From the networking study, Cisco put forward a number of new or developing roles it expects to see in the future, including:

  • Business translator: The business translator works to better turn the needs of business into service-level, security and compliance requirements that can be applied and monitored across the network. The translator also works to use network and network data for business value and innovation, and their knowledge of networking and application APIs will help them glue the business to the IT landscape.
  • Network guardian: A network guardian works to bridge network and security architectures. They build the distributed intelligence of the network into security architecture and the SecOps process. This is where networking and security meet, and the guardian is at the center of it all, pulling in and pushing out vast amounts of data, distilling it and then taking action to identify faults or adapt to shutdown attackers.
  • Network commander: Intent-based networking builds on controller-based automation and orchestration processes. The network commander takes charge of these processes and practices that ensure the health and continuous operation of the network controller and underlying network.
  • Network orchestrator: This position translates business needs into network policy. It focuses on policy translation and automation, and policy alignment across network and IT domains.
  • Network detective: A network detective uses and tunes network assurance tools that employadvanced analytics and AI to ensure that the network delivers on business intent. They work with IT service-management processes and SecOps teams to identify network anomalies and close potential security holes. Like the network guardian, they use data proactively to identify faults and attacks.

“These new jobs represent a growing tie between business and technology,” Clarke said. “Piece parts of these new criteria are handled by different people but what we are seeing is a need for a hybrid engineer to handle a blend of duties they don’t typically deal with today.”

For example, the business intent might be high-quality video calls from a remote workspace that then might be moved from one place to another.

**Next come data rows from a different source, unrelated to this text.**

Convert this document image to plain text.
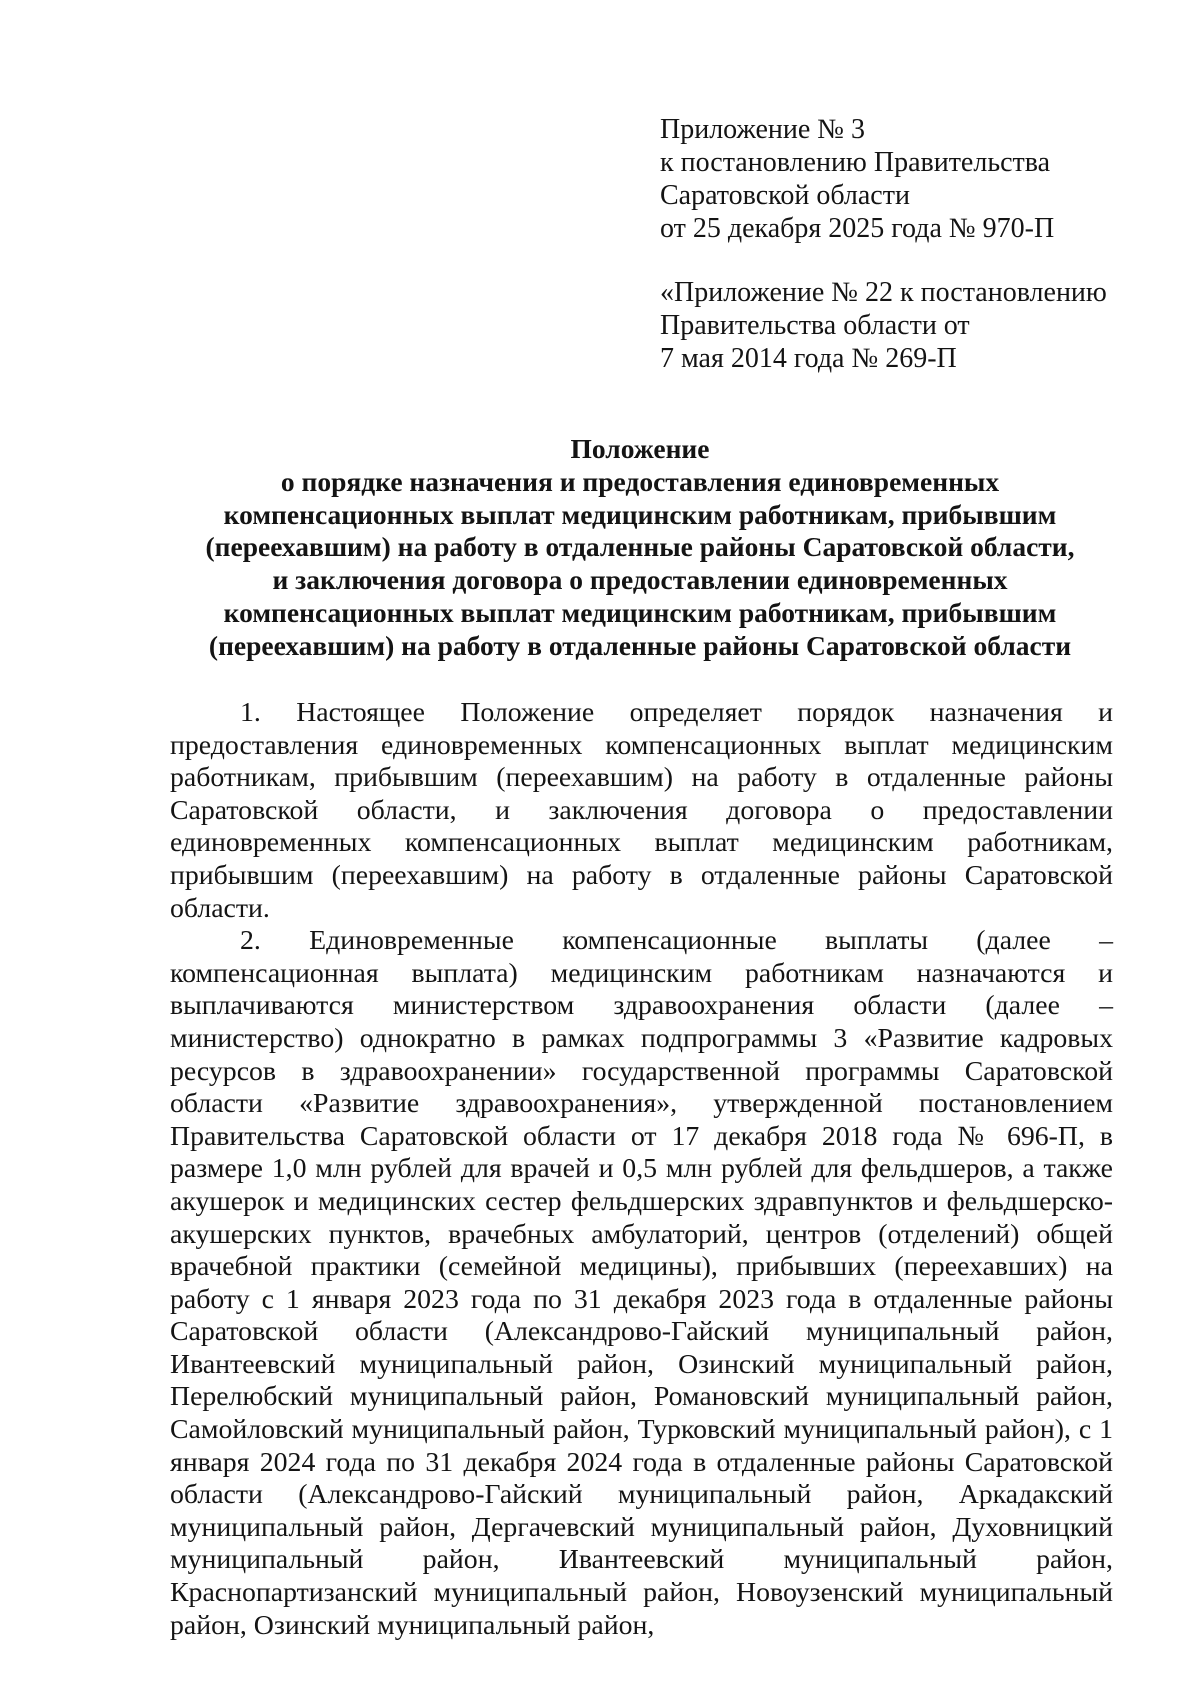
Приложение № 3
к постановлению Правительства
Саратовской области
от 25 декабря 2025 года № 970-П
«Приложение № 22 к постановлению
Правительства области от
7 мая 2014 года № 269-П
Положение
о порядке назначения и предоставления единовременных
компенсационных выплат медицинским работникам, прибывшим
(переехавшим) на работу в отдаленные районы Саратовской области,
и заключения договора о предоставлении единовременных
компенсационных выплат медицинским работникам, прибывшим
(переехавшим) на работу в отдаленные районы Саратовской области

1. Настоящее Положение определяет порядок назначения и предоставления единовременных компенсационных выплат медицинским работникам, прибывшим (переехавшим) на работу в отдаленные районы Саратовской области, и заключения договора о предоставлении единовременных компенсационных выплат медицинским работникам, прибывшим (переехавшим) на работу в отдаленные районы Саратовской области.

2. Единовременные компенсационные выплаты (далее – компенсационная выплата) медицинским работникам назначаются и выплачиваются министерством здравоохранения области (далее – министерство) однократно в рамках подпрограммы 3 «Развитие кадровых ресурсов в здравоохранении» государственной программы Саратовской области «Развитие здравоохранения», утвержденной постановлением Правительства Саратовской области от 17 декабря 2018 года № 696-П, в размере 1,0 млн рублей для врачей и 0,5 млн рублей для фельдшеров, а также акушерок и медицинских сестер фельдшерских здравпунктов и фельдшерско-акушерских пунктов, врачебных амбулаторий, центров (отделений) общей врачебной практики (семейной медицины), прибывших (переехавших) на работу с 1 января 2023 года по 31 декабря 2023 года в отдаленные районы Саратовской области (Александрово-Гайский муниципальный район, Ивантеевский муниципальный район, Озинский муниципальный район, Перелюбский муниципальный район, Романовский муниципальный район, Самойловский муниципальный район, Турковский муниципальный район), с 1 января 2024 года по 31 декабря 2024 года в отдаленные районы Саратовской области (Александрово-Гайский муниципальный район, Аркадакский муниципальный район, Дергачевский муниципальный район, Духовницкий муниципальный район, Ивантеевский муниципальный район, Краснопартизанский муниципальный район, Новоузенский муниципальный район, Озинский муниципальный район,
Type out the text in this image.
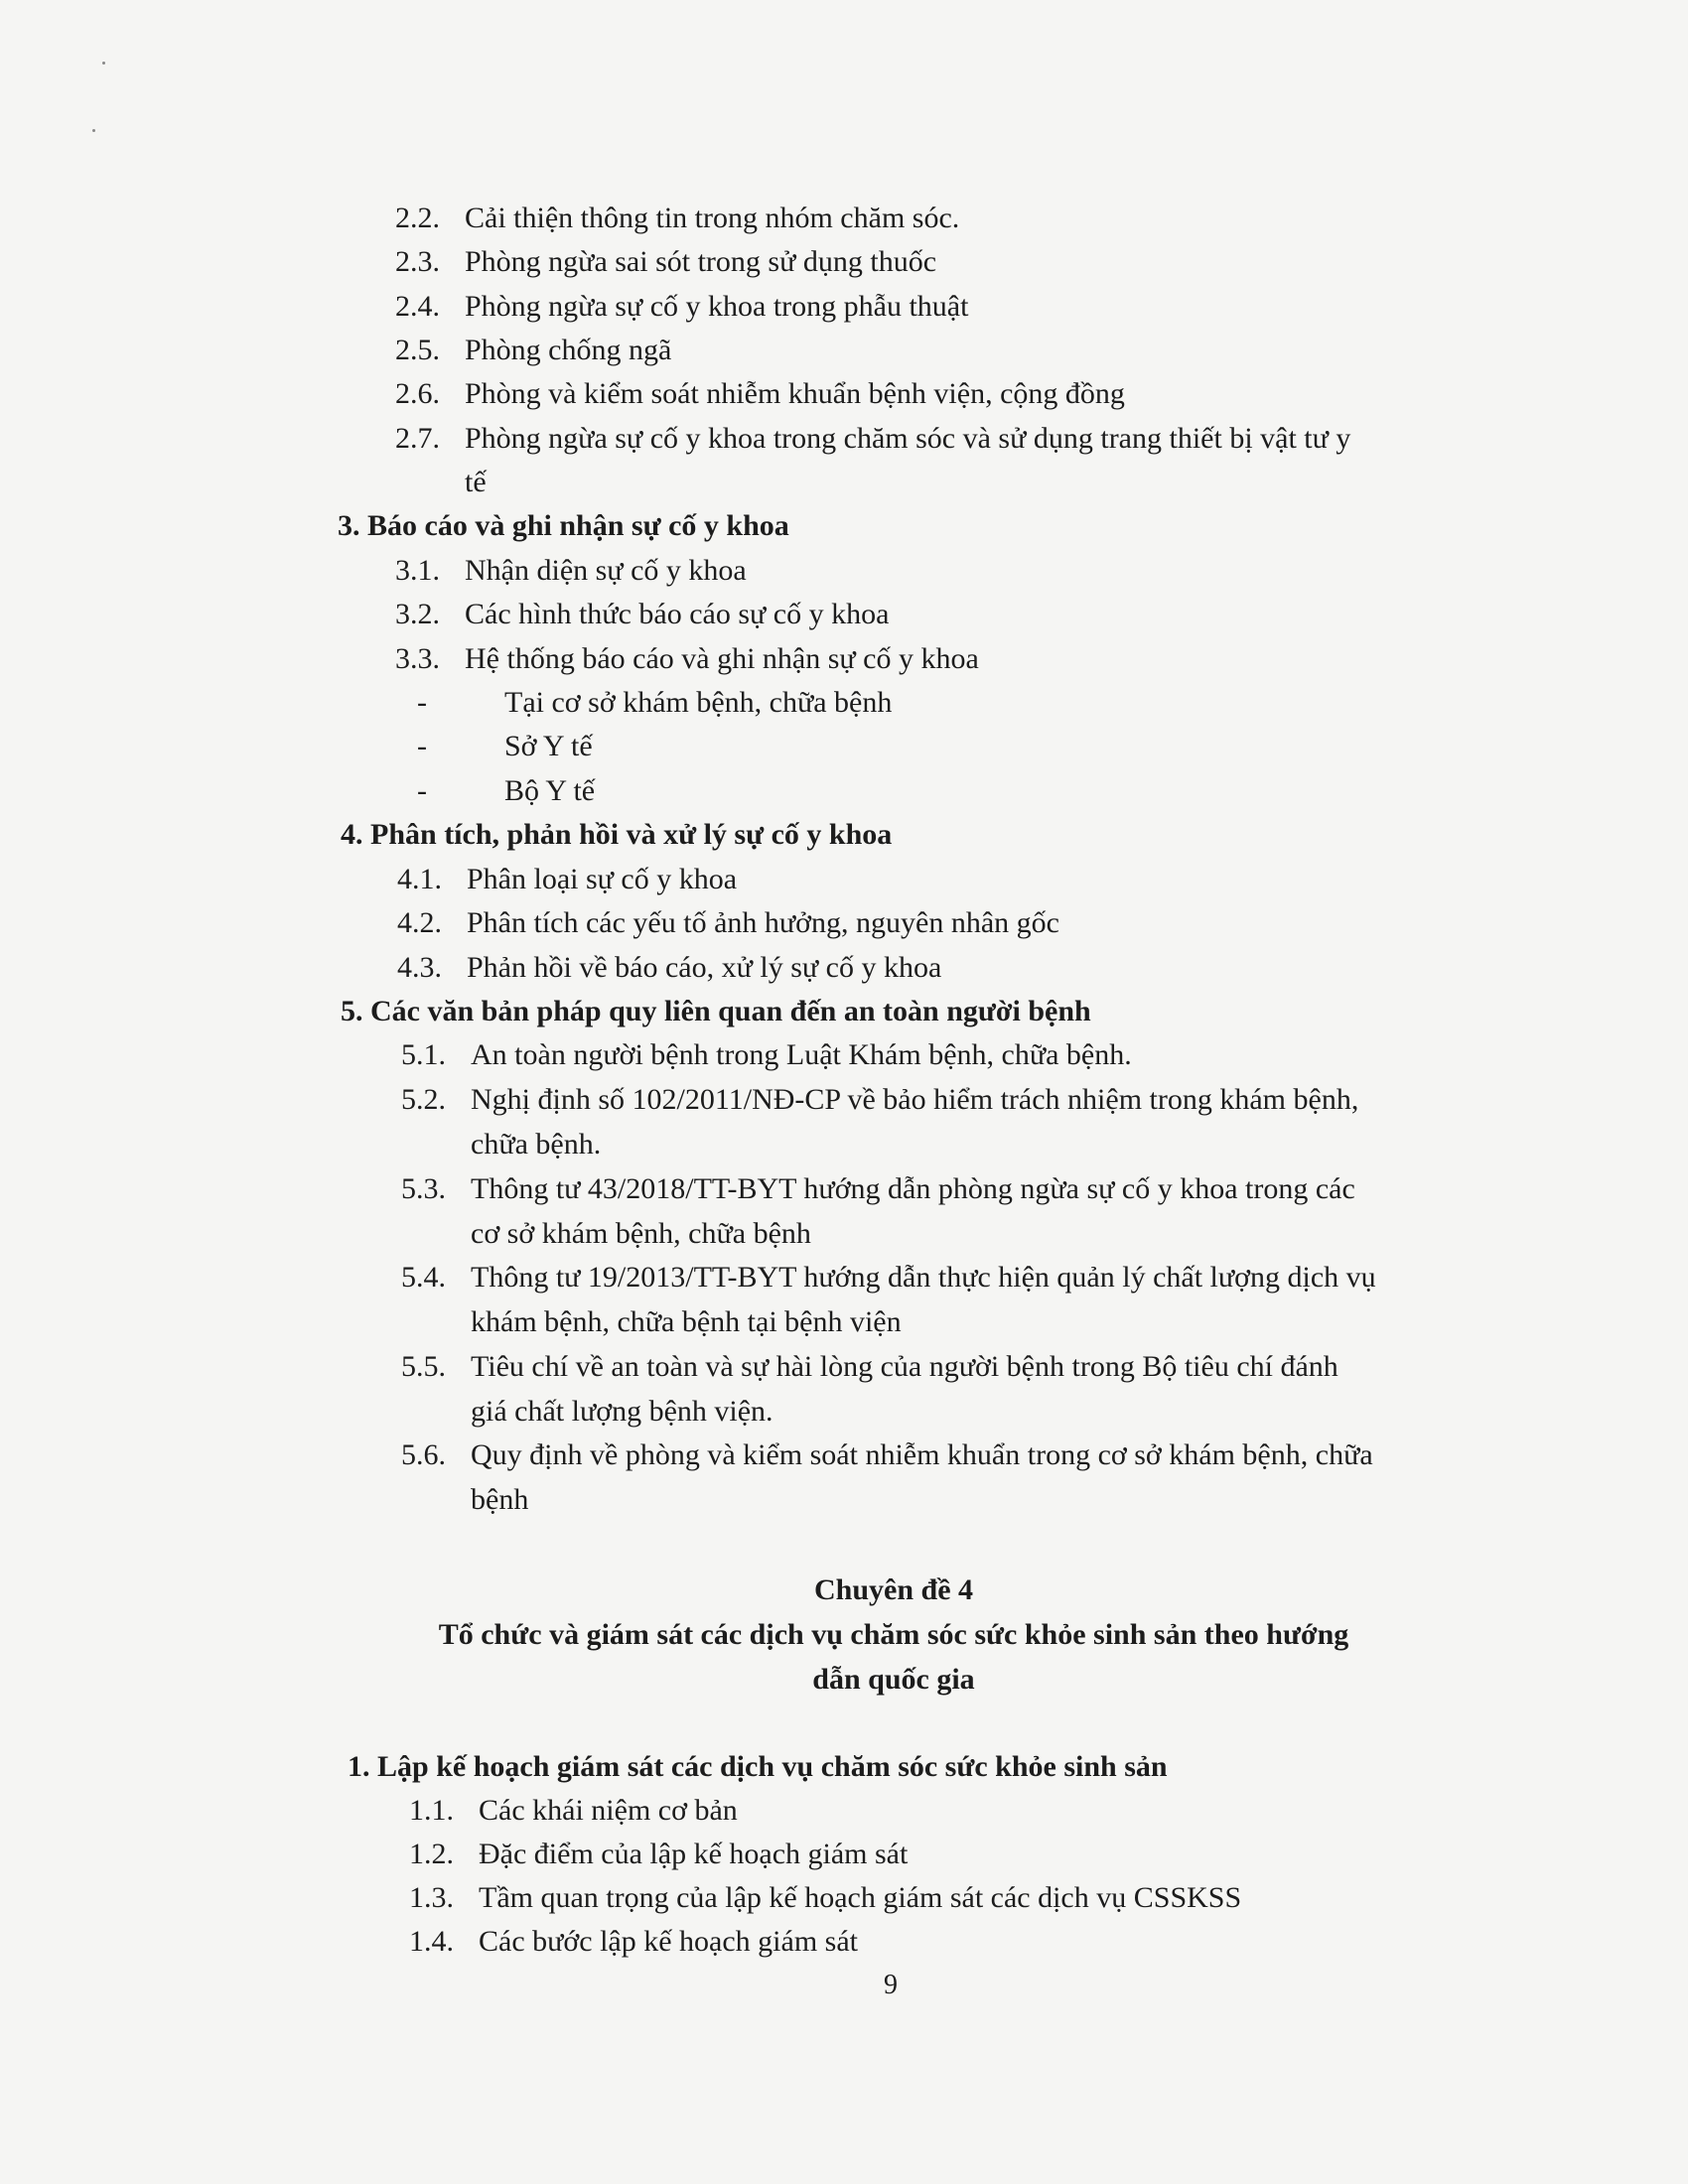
2.2. Cải thiện thông tin trong nhóm chăm sóc.
2.3. Phòng ngừa sai sót trong sử dụng thuốc
2.4. Phòng ngừa sự cố y khoa trong phẫu thuật
2.5. Phòng chống ngã
2.6. Phòng và kiểm soát nhiễm khuẩn bệnh viện, cộng đồng
2.7. Phòng ngừa sự cố y khoa trong chăm sóc và sử dụng trang thiết bị vật tư y
tế
3. Báo cáo và ghi nhận sự cố y khoa
3.1. Nhận diện sự cố y khoa
3.2. Các hình thức báo cáo sự cố y khoa
3.3. Hệ thống báo cáo và ghi nhận sự cố y khoa
-	Tại cơ sở khám bệnh, chữa bệnh
-	Sở Y tế
-	Bộ Y tế
4. Phân tích, phản hồi và xử lý sự cố y khoa
4.1. Phân loại sự cố y khoa
4.2. Phân tích các yếu tố ảnh hưởng, nguyên nhân gốc
4.3. Phản hồi về báo cáo, xử lý sự cố y khoa
5. Các văn bản pháp quy liên quan đến an toàn người bệnh
5.1. An toàn người bệnh trong Luật Khám bệnh, chữa bệnh.
5.2. Nghị định số 102/2011/NĐ-CP về bảo hiểm trách nhiệm trong khám bệnh,
chữa bệnh.
5.3. Thông tư 43/2018/TT-BYT hướng dẫn phòng ngừa sự cố y khoa trong các
cơ sở khám bệnh, chữa bệnh
5.4. Thông tư 19/2013/TT-BYT hướng dẫn thực hiện quản lý chất lượng dịch vụ
khám bệnh, chữa bệnh tại bệnh viện
5.5. Tiêu chí về an toàn và sự hài lòng của người bệnh trong Bộ tiêu chí đánh
giá chất lượng bệnh viện.
5.6. Quy định về phòng và kiểm soát nhiễm khuẩn trong cơ sở khám bệnh, chữa
bệnh
Chuyên đề 4
Tổ chức và giám sát các dịch vụ chăm sóc sức khỏe sinh sản theo hướng
dẫn quốc gia
1. Lập kế hoạch giám sát các dịch vụ chăm sóc sức khỏe sinh sản
1.1. Các khái niệm cơ bản
1.2. Đặc điểm của lập kế hoạch giám sát
1.3. Tầm quan trọng của lập kế hoạch giám sát các dịch vụ CSSKSS
1.4. Các bước lập kế hoạch giám sát
9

The network doesn’t understand that but an engineer can take a multistep configuration to make that happen. How you deal with security, control bandwidth, QoS and use analytics and automation together is part of an evolving role, he said.

“Many people are using cloud-based collaboration tools and file-sharing tools who’ve never used them before,” Clarke said.  “All of this requires a fast-moving agile network that can quickly respond to new needs.”

Cisco has in the past year revamped a good portion of its critical certification and career-development tools in an effort to help network and other IT professionals address the emerging software-oriented network environment. For example it has launched a new set of professional certifications for coding, automation, application development utilizing Cisco’s growing DevNet developer community.

The Cisco Certified DevNet Associate, Specialist and Professional certifications cover software development for applications, automation, DevOps, cloud and IoT. They also target software developers and network engineers who develop software proficiency to develop applications and automated workflows for operational networks and infrastructure.   

Cisco says new network technologies such as intent-based networking, multi-domain networking, and programmability fundamentally change the capabilities of the network, giving network engineers the opportunity to architect solutions that utilize the programmable network in new ways.

And in the face of the test centers being closed in the current COVID-19 pandemic, Cisco recently said it would let those who are ready to, take Cisco certification written exams online.  In addition Cisco said that active certifications as of March 16, 2020 have been extended for six months.